The radio drones on and on. Baseball. Orr knows more than he cares to about the game. For Dad’s sake, he’s tried to love it. The announcer’s voice is deep and comforting. The rhythm of thwack, cheer, talk surprisingly helps Orr think. Details coalesce. The silent house, the men. The way he never heard them enter. The alarm’s familiar sequence of beeps, because… because…

They knew the code.

They knew.

Orr narrows his eyes in the solitude of the hood. Fucking Dad. That’s what Iph would say. This whole ordeal is because of Dad and that awful brochure.

The van stops. Orr is unsure how much time has passed.

“Okay, kid,” a voice says, and the sack is pulled from Orr’s head.

The waxing moon is bright as a bare light bulb in the star-exploded sky. Crickets chirp. Frogs harmonize in the deep forest hush. The gravel parking lot is a stark landing pad in a tree-circled compound. Orr nods. This has been a long time coming.

Finally, here he is: a prisoner at the Fascist Reeducation Facility for Inadequate Specimens, also known as the Meadowbrook Rehabilitation Center for Boys.

Boot camp.

He’s heard of it, of course. A place for kids who do drugs or kids who got into fights—kids with something they need to change. What is Orr supposed to change? He doesn’t get into fights. Has no interest in drugs. He’s quiet, but silence is part of him, heads to the tails of his music.

The driver closes the van.

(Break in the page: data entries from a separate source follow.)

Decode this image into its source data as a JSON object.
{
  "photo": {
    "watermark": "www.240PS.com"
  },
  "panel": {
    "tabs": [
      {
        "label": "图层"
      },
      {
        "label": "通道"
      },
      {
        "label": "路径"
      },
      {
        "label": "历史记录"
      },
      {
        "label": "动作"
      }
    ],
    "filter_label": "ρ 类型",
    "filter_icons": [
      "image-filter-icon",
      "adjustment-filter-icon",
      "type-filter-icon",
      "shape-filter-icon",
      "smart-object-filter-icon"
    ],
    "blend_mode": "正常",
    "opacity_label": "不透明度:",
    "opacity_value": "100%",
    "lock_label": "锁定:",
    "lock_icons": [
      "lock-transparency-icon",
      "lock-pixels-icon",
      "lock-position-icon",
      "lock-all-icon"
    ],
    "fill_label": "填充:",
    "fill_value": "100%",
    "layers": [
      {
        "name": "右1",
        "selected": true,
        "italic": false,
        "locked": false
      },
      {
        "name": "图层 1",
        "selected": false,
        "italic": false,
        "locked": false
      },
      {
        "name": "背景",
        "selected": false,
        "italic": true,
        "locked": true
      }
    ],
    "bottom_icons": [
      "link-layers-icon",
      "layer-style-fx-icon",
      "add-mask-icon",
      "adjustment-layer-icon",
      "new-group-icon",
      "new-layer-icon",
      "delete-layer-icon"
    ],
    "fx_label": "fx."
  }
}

Another man guides Orr toward a building that looks like some sort of lodge. A third walks ahead. This one is taller than the others, with a back like a bull’s. One second, Orr is fine. Then he’s not. He sees now that his calm in the van was only his mind’s clever ruse to protect himself and fool the men. Sound boils in the tar pit of his stomach, but Orr won’t let it out. It’s an experiment, an untested suggestion from his therapist: Contain the meltdown without dissociating. Talk to it. Make it your friend.

The lodge looms closer. The mountain silently watches. Orr morphs the meltdown into a tactical step. Sound transmutes to animal knowing. He feigns a slip, a twisted ankle. The man releases his arm and bends down.

After that, Orr doesn’t think. He just runs.